A suspeita de desvio de fundos – relativos a verbas que deveriam ser enviadas para a Administração Central na sequência da aplicação de coimas – despoletou a investigação da PJ, que apreendeu diversos documentos contabilísticos e informáticos nos serviços camarários a par de supostos pedidos e recomendações para eliminação de contra-ordenações.
A Judiciária pretende averiguar quem beneficiou com o suposto desvio de verbas, que fonte da autarquia considera ser devido a 'diferenciada interpretação' das normas que regulam as percentagens que são devidas aos diferentes ministérios que tutelam as áreas sobre as quais pendem os processos de contra-ordenação, sejam da Administração Interna, Economia ou Cultura.
Para além do crime de peculato, estão em causa suspeitas de ilicitudes em processos relativos a licenciamentos de estabelecimentos comerciais. A Judiciária tem mantido visitas frequentes aos serviços municipais, o que tem provocado mal-estar na autarquia.
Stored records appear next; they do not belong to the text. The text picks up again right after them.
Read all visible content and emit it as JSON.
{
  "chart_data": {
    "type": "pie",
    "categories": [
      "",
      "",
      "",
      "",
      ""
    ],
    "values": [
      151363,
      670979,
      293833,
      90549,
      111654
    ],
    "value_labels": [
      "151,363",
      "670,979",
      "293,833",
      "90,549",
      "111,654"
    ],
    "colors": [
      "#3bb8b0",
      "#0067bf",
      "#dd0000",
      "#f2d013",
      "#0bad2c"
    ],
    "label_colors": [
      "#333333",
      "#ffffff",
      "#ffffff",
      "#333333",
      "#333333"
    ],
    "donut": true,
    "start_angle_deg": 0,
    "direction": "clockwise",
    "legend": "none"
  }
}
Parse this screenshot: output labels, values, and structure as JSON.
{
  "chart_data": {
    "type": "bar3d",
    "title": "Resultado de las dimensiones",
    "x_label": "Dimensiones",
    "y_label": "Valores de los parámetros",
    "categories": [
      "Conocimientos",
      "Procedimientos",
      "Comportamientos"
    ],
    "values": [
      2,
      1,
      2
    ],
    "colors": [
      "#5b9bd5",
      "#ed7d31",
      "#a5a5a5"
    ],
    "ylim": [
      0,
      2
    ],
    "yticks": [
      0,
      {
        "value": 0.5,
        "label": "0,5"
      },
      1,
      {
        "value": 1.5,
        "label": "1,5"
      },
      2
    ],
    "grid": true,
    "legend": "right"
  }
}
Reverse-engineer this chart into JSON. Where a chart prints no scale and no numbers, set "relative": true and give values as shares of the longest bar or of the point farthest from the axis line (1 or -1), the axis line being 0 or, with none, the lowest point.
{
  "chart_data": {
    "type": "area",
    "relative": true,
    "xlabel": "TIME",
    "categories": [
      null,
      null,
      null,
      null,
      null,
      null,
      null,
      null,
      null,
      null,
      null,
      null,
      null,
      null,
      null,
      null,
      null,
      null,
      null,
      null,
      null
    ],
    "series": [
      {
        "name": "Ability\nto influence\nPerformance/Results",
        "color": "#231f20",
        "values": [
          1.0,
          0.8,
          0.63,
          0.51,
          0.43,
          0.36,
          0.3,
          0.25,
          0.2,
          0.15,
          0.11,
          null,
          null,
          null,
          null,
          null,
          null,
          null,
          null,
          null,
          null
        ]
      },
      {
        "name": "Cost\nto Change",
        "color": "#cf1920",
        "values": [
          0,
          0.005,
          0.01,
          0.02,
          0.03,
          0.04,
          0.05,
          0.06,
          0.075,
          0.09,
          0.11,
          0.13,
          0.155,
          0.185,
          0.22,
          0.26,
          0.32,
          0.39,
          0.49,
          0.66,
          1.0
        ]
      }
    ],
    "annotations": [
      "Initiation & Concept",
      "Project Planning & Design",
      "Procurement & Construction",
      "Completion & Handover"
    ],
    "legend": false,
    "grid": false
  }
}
O presidente da Câmara de Braga, Mesquita Machado, reclama que 'o que a Justiça tiver a fazer, que o faça o mais rapidamente possível, até para bem da Justiça e da legalidade'.
No interior da corporação foram lançadas as suspeitas de que as denúncias partiram de dentro da instituição, o que tem contribuído para um ambiente pesado no seio da Polícia Municipal, onde se fala mesmo de autêntica caça às bruxas.
Na sequência das investigações da PJ, sucederam-se casos de confrontação interna, como aconteceu no final do ano passado com umareunião tripartida entre um agente, o comandante (tenente-coronel Mário Barbosa) e o responsável municipal pela Protecção Civil (vereador Carlos Malainho). O encontro acabou em berros e com a abertura de mais um processo, depois de uma troca de acusações por supostas irregularidades e alegada gravação ilícita da ‘conversa’ da reunião.
Recentemente foi suspensa uma agente da Polícia Municipal, acusada de desvio de dinheiro: faltaram trinta euros nas contas.